Por Dr Adriano Oliveira

Infecção do trato urinário (ITU) é um evento predominantemente feminino. Existem inúmeras explicações para esse fato. A mulher, ao contrário do homem, tem características que facilitam o surgimento de ITU que vão desde hábitos de vida até a anatomia.

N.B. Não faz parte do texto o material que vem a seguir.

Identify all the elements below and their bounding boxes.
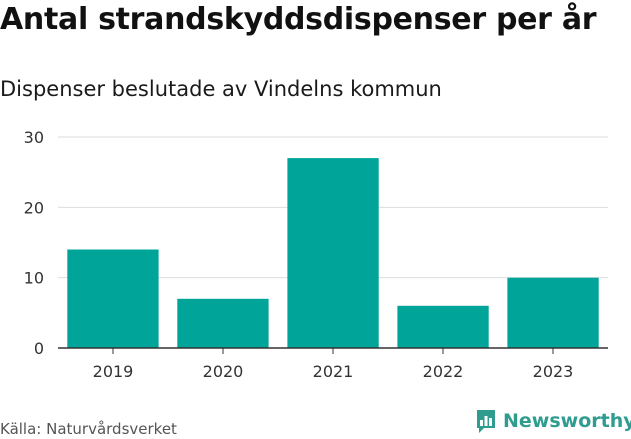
newsworthy-logo-icon <box>477 410 495 433</box>
bar-2019 <box>67 249 159 348</box>
chart-title: Antal strandskyddsdispenser per år <box>0 2 597 37</box>
bar-2022 <box>397 305 489 348</box>
source-note: Källa: Naturvårdsverket <box>0 420 177 438</box>
bar-2021 <box>287 158 379 348</box>
brand-logo: Newsworthy <box>475 408 631 434</box>
bar-chart: 0 10 20 30 2019 2020 2021 2022 2023 <box>24 128 608 381</box>
y-tick-label: 10 <box>24 269 44 288</box>
x-tick-label: 2021 <box>313 362 354 381</box>
x-tick-label: 2023 <box>533 362 574 381</box>
x-tick-label: 2022 <box>423 362 464 381</box>
brand-name: Newsworthy <box>503 410 631 432</box>
x-tick-label: 2019 <box>93 362 134 381</box>
y-tick-label: 30 <box>24 128 44 147</box>
bar-2023 <box>507 277 599 348</box>
y-tick-label: 0 <box>34 339 44 358</box>
chart-subtitle: Dispenser beslutade av Vindelns kommun <box>0 77 442 101</box>
x-tick-label: 2020 <box>203 362 244 381</box>
y-tick-label: 20 <box>24 198 44 217</box>
bar-2020 <box>177 298 269 348</box>
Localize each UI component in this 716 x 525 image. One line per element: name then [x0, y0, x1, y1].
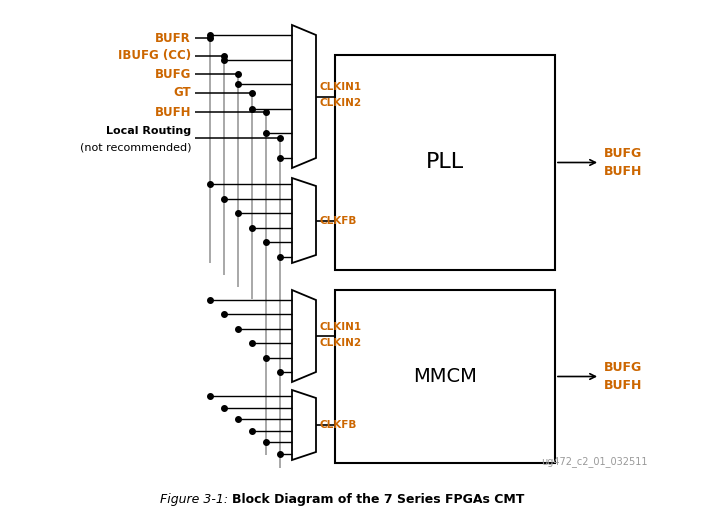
Text: CLKIN2: CLKIN2 [319, 338, 361, 348]
Text: Local Routing: Local Routing [106, 126, 191, 136]
Text: BUFH: BUFH [155, 106, 191, 119]
Text: ug472_c2_01_032511: ug472_c2_01_032511 [541, 457, 648, 467]
Bar [335, 55, 555, 270]
Text: CLKFB: CLKFB [319, 420, 357, 430]
Text: BUFG: BUFG [604, 361, 642, 374]
Text: CLKIN1: CLKIN1 [319, 82, 361, 92]
Text: BUFH: BUFH [604, 165, 642, 178]
Bar [335, 290, 555, 463]
Text: CLKIN1: CLKIN1 [319, 322, 361, 332]
Text: BUFH: BUFH [604, 379, 642, 392]
Text: MMCM: MMCM [413, 367, 477, 386]
Text: CLKIN2: CLKIN2 [319, 99, 361, 109]
Text: BUFR: BUFR [155, 32, 191, 45]
Text: PLL: PLL [426, 152, 464, 173]
Text: CLKFB: CLKFB [319, 215, 357, 226]
Text: Figure 3-1:: Figure 3-1: [160, 494, 228, 507]
Text: IBUFG (CC): IBUFG (CC) [118, 49, 191, 62]
Text: (not recommended): (not recommended) [79, 142, 191, 152]
Text: BUFG: BUFG [155, 68, 191, 80]
Text: GT: GT [173, 87, 191, 100]
Text: BUFG: BUFG [604, 147, 642, 160]
Text: Block Diagram of the 7 Series FPGAs CMT: Block Diagram of the 7 Series FPGAs CMT [232, 494, 524, 507]
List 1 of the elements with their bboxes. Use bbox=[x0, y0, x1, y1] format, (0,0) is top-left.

O ser humano tem cerca de 10 trilhões de células. Bastante não é? Pois bem, temos de cinco a dez vezes mais de bactérias! É muita bactéria! Dessa forma, ao contrário do que algumas pessoas acreditam, conviver com bactérias no nosso corpo não só é uma realidade universal, como é necessário à vida! Elas não estão aí à toa, têm uma razão de ser. Discutiremos essa questão em outra ocasião. Fato é que cerca de 40% desses micro-organismos estão presentes no intestino. E qual a importância disso? Essa bactéria intestinal, particularmente conhecida Escherichia coli, principal causadora de ITU, sai do intestino via orifício anal e torna-se habitante natural da região próxima à genitália. Quando digo “habitante natural”, significa que essa não é uma questão patológica ou que esteja faltando limpeza. Essa é a condição normal do ser humano mesmo nas pessoas mais higiênicas.  Acontece que essa bactéria que habita a genitália e que é proveniente do intestino tende a expandir seu território. Dessa forma, se o organismo humano ao consentir, ela poderá entrar pela uretra e ascender até porções mais altas do trato urinário*. Assim, bactérias normais do nosso corpo podem ir para um habitat não habitual (uretra e bexiga), podendo ou não produzir doença (vide conceito de colonização e infecção abaixo).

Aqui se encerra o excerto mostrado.